Mark Baldassare, president of the Public Policy Institute of California, a nonpartisan think tank that Watson once chaired, knew Watson for 30 years. In his later years, he said, Watson enjoyed driving around Irvine and telling stories about the place he’d helped to build.


“He had a story about everything,” Baldassare said. “He could point to something and say, ‘This is how that happened. This is why we used a slope on this hill here, because it would work for this particular landscaping.” When residents went home at night, he said, Watson wanted them to feel “they were part of something, not just a big anonymous suburb.”

Watson was president of the Irvine Co. from 1973 to 1977, and vice chairman of the board from 1986 to 2003, when he retired. In 1999, a 73-year-old Watson grinningly described his continuing role as advisor to Irvine Co. Chairman Donald Bren: “I go in, I pontificate, I leave.”

Apart from Bren, Watson also worked with another central figure in Orange County’s history, Walt Disney, who in the mid-1960s summoned Watson to his office to hear his views on an early iteration of Epcot.

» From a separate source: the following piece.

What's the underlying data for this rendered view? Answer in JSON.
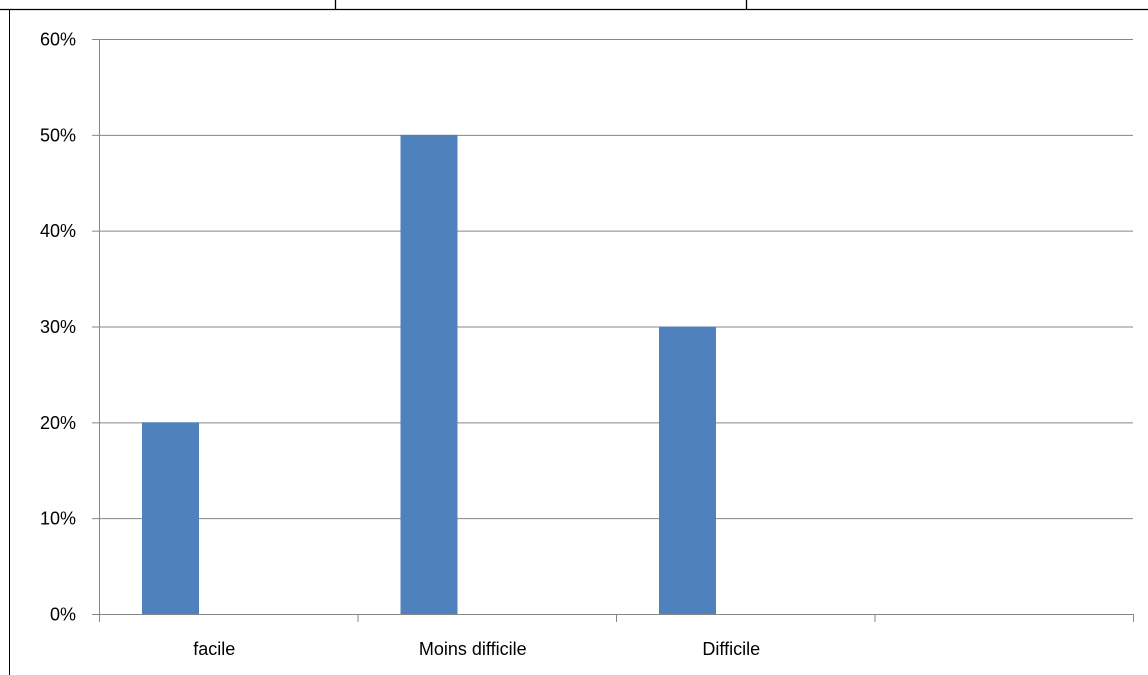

That inaugurated Watson’s long association with the Disney company, which included a brief chairmanship in the 1980s when it was beset by takeover attempts.

In 2005, a bridge connecting UC Irvine to a business center was named for Watson.


Watson is survived by his wife of 58 years, Elsa Watson, their four children — Kathy Godwin, Bryan Watson, Lisa Lambert and David Watson — a sister and 10 grandchildren.